The starter was bubbly and ready to make some bread

Added flour and water to grow the starter to the amount I needed for the recipe and let double in size

Measured out 1 part starter, 2 parts water, and 3 parts bread flour and mixed gently

After 15 minutes of kneading by hand, the dough became smooth with a taut surface

After a couple of rounds of folding the dough into itself, it spent the night lightly covered with a kitchen towel in the fridge

It baked in a preheated dutch oven for almost an hour at 430°F

I’m loving the flavour of our wild yeast, captured right here in our own home. It’s mildly sour, the crust is crispy, and the crumb inside is buttery soft and airy. Wish the internet had smell-o-vision, because it smells like heaven.
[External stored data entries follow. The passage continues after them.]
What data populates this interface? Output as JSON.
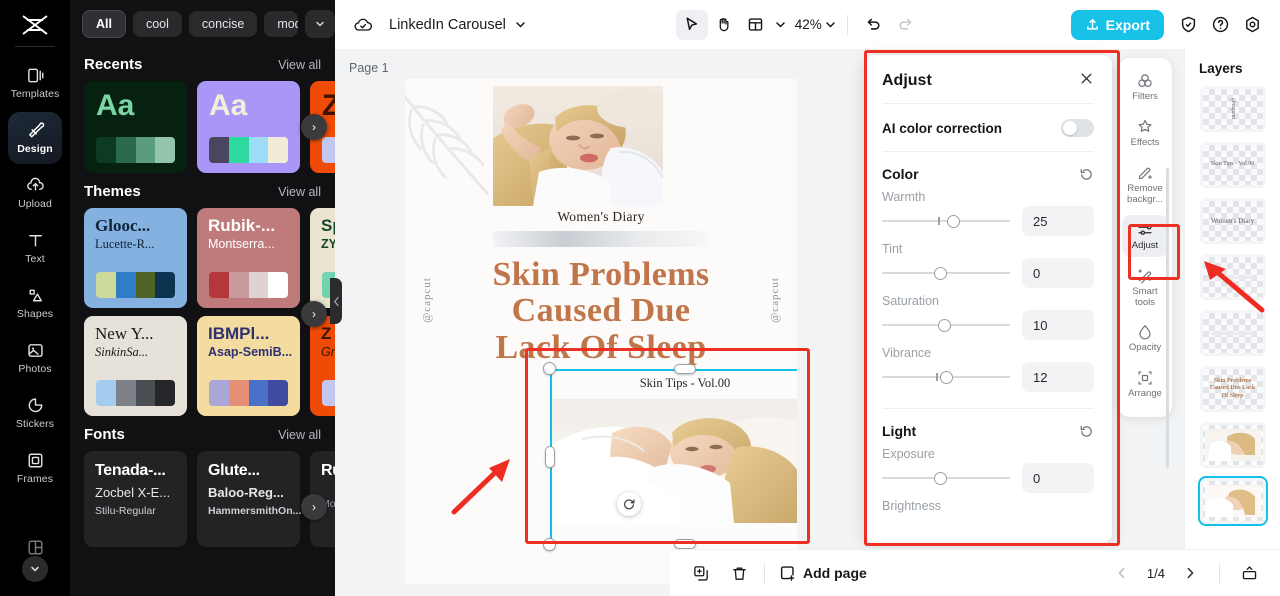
{
  "app": {
    "brand": "capcut-logo"
  },
  "left_rail": {
    "items": [
      {
        "label": "Templates",
        "icon": "templates-icon",
        "active": false
      },
      {
        "label": "Design",
        "icon": "design-icon",
        "active": true
      },
      {
        "label": "Upload",
        "icon": "upload-icon",
        "active": false
      },
      {
        "label": "Text",
        "icon": "text-icon",
        "active": false
      },
      {
        "label": "Shapes",
        "icon": "shapes-icon",
        "active": false
      },
      {
        "label": "Photos",
        "icon": "photos-icon",
        "active": false
      },
      {
        "label": "Stickers",
        "icon": "stickers-icon",
        "active": false
      },
      {
        "label": "Frames",
        "icon": "frames-icon",
        "active": false
      }
    ],
    "more": "chevron-down-icon"
  },
  "panel": {
    "chips": [
      {
        "label": "All",
        "active": true
      },
      {
        "label": "cool",
        "active": false
      },
      {
        "label": "concise",
        "active": false
      },
      {
        "label": "modern",
        "active": false
      }
    ],
    "chip_more": "chevron-down-icon",
    "sections": [
      {
        "title": "Recents",
        "view_all": "View all"
      },
      {
        "title": "Themes",
        "view_all": "View all"
      },
      {
        "title": "Fonts",
        "view_all": "View all"
      }
    ],
    "recents": [
      {
        "sample": "Aa",
        "bg": "#06210f",
        "fg": "#79d6a4",
        "swatches": [
          "#0c3a22",
          "#2b6b4d",
          "#5b9c7e",
          "#93c5ad"
        ]
      },
      {
        "sample": "Aa",
        "bg": "#a996f6",
        "fg": "#f2eedc",
        "swatches": [
          "#4b4660",
          "#2ed9a0",
          "#9ddcf7",
          "#f1ecd8"
        ]
      },
      {
        "sample": "Z",
        "bg": "#f04b06",
        "fg": "#3a1400",
        "swatches": [
          "#c3c6f0",
          "#b8bce9",
          "#a9aee2",
          "#9aa0da"
        ]
      }
    ],
    "themes": [
      {
        "title": "Glooc...",
        "subtitle": "Lucette-R...",
        "bg": "#84b1e0",
        "fg": "#10243a",
        "swatches": [
          "#cbd99a",
          "#2f7ec5",
          "#4f6326",
          "#0c3350"
        ]
      },
      {
        "title": "Rubik-...",
        "subtitle": "Montserra...",
        "bg": "#bf7a7c",
        "fg": "#ffffff",
        "swatches": [
          "#b5373b",
          "#c79b9d",
          "#e0d2d3",
          "#ffffff"
        ]
      },
      {
        "title": "Sp",
        "subtitle": "ZY",
        "bg": "#eae4cf",
        "fg": "#14452f",
        "swatches": [
          "#72d3ae",
          "#72d3ae",
          "#72d3ae",
          "#72d3ae"
        ]
      },
      {
        "title": "New Y...",
        "subtitle": "SinkinSa...",
        "bg": "#e6e2da",
        "fg": "#191919",
        "swatches": [
          "#a5ccee",
          "#7c8287",
          "#4a4e52",
          "#24262a"
        ]
      },
      {
        "title": "IBMPl...",
        "subtitle": "Asap-SemiB...",
        "bg": "#f4dba0",
        "fg": "#2e3171",
        "swatches": [
          "#a8a7d8",
          "#e68f76",
          "#4a71c8",
          "#3e4b9e"
        ]
      },
      {
        "title": "Z",
        "subtitle": "Gro",
        "bg": "#f04b06",
        "fg": "#3a1400",
        "swatches": [
          "#c3c6f0",
          "#b8bce9",
          "#a9aee2",
          "#9aa0da"
        ]
      }
    ],
    "fonts": [
      {
        "line1": "Tenada-...",
        "line2": "Zocbel X-E...",
        "line3": "Stilu-Regular"
      },
      {
        "line1": "Glute...",
        "line2": "Baloo-Reg...",
        "line3": "HammersmithOn..."
      },
      {
        "line1": "Ru",
        "line2": "",
        "line3": "Mor"
      }
    ],
    "next_arrow": "chevron-right-icon",
    "collapse": "chevron-left-icon"
  },
  "topbar": {
    "cloud_icon": "cloud-saved-icon",
    "title": "LinkedIn Carousel",
    "title_caret": "chevron-down-icon",
    "tools": [
      {
        "name": "select-tool",
        "icon": "cursor-icon",
        "active": true
      },
      {
        "name": "hand-tool",
        "icon": "hand-icon",
        "active": false
      },
      {
        "name": "layout-tool",
        "icon": "layout-icon",
        "active": false
      }
    ],
    "zoom": "42%",
    "zoom_caret": "chevron-down-icon",
    "undo": "undo-icon",
    "redo": "redo-icon",
    "export_label": "Export",
    "export_icon": "upload-arrow-icon",
    "export_color": "#18c1e8",
    "shield_icon": "shield-check-icon",
    "help_icon": "question-circle-icon",
    "settings_icon": "gear-icon"
  },
  "canvas": {
    "page_label": "Page 1",
    "copy_icon": "duplicate-page-icon",
    "design": {
      "brand_caption": "Women's Diary",
      "headline_lines": [
        "Skin Problems",
        "Caused Due",
        "Lack Of Sleep"
      ],
      "headline_color": "#c0764a",
      "watermark_left": "@capcut",
      "watermark_right": "@capcut",
      "selected_object_caption": "Skin Tips - Vol.00"
    },
    "float_tools": [
      {
        "name": "crop-icon"
      },
      {
        "name": "replace-icon"
      },
      {
        "name": "duplicate-icon"
      },
      {
        "name": "more-options-icon"
      }
    ],
    "rotate_icon": "rotate-icon",
    "selection_color": "#13c0e8"
  },
  "adjust_panel": {
    "title": "Adjust",
    "close_icon": "close-icon",
    "ai_color_correction": {
      "label": "AI color correction",
      "enabled": false
    },
    "groups": [
      {
        "title": "Color",
        "reset_icon": "reset-icon",
        "sliders": [
          {
            "name": "Warmth",
            "value": "25",
            "pos": 51,
            "tick": 44
          },
          {
            "name": "Tint",
            "value": "0",
            "pos": 41,
            "tick": null
          },
          {
            "name": "Saturation",
            "value": "10",
            "pos": 44,
            "tick": null
          },
          {
            "name": "Vibrance",
            "value": "12",
            "pos": 45,
            "tick": 42
          }
        ]
      },
      {
        "title": "Light",
        "reset_icon": "reset-icon",
        "sliders": [
          {
            "name": "Exposure",
            "value": "0",
            "pos": 41,
            "tick": null
          },
          {
            "name": "Brightness",
            "value": "",
            "pos": 41,
            "tick": null
          }
        ]
      }
    ]
  },
  "tool_rail": {
    "items": [
      {
        "label": "Filters",
        "icon": "filters-icon",
        "active": false
      },
      {
        "label": "Effects",
        "icon": "effects-icon",
        "active": false
      },
      {
        "label": "Remove backgr...",
        "icon": "remove-background-icon",
        "active": false
      },
      {
        "label": "Adjust",
        "icon": "adjust-icon",
        "active": true
      },
      {
        "label": "Smart tools",
        "icon": "smart-tools-icon",
        "active": false
      },
      {
        "label": "Opacity",
        "icon": "opacity-icon",
        "active": false
      },
      {
        "label": "Arrange",
        "icon": "arrange-icon",
        "active": false
      }
    ]
  },
  "layers": {
    "title": "Layers",
    "items": [
      {
        "kind": "text-rot",
        "text": "@capcut",
        "selected": false
      },
      {
        "kind": "text",
        "text": "Skin Tips - Vol.00",
        "selected": false
      },
      {
        "kind": "text",
        "text": "Women's Diary",
        "selected": false
      },
      {
        "kind": "line",
        "text": "",
        "selected": false
      },
      {
        "kind": "line",
        "text": "",
        "selected": false
      },
      {
        "kind": "text",
        "text": "Skin Problems Caused Due Lack Of Sleep",
        "selected": false
      },
      {
        "kind": "photo-a",
        "text": "",
        "selected": false
      },
      {
        "kind": "photo-b",
        "text": "",
        "selected": true
      }
    ]
  },
  "bottombar": {
    "duplicate_icon": "duplicate-icon",
    "delete_icon": "trash-icon",
    "add_page_label": "Add page",
    "add_page_icon": "add-page-icon",
    "prev_icon": "chevron-left-icon",
    "page_indicator": "1/4",
    "next_icon": "chevron-right-icon",
    "present_icon": "present-icon"
  },
  "annotations": {
    "highlight_color": "#ef2f24"
  }
}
30 Days of Blogging, Day 26

My wife plays Magic: The Gathering with a group of friends, and we just started playing together at home. Avery has been sleeping soundly through the evenings again since cutting back on nursing, so we’ve been able to actually get involved in something in the evenings besides re-runs of tv shows we don’t care about missing when the cries come across the monitor every half hour.

But Magic is hard. It takes so much brain power. Has anyone else played it?

What kinds of things do you do with your partner after the kid(s) go to bed?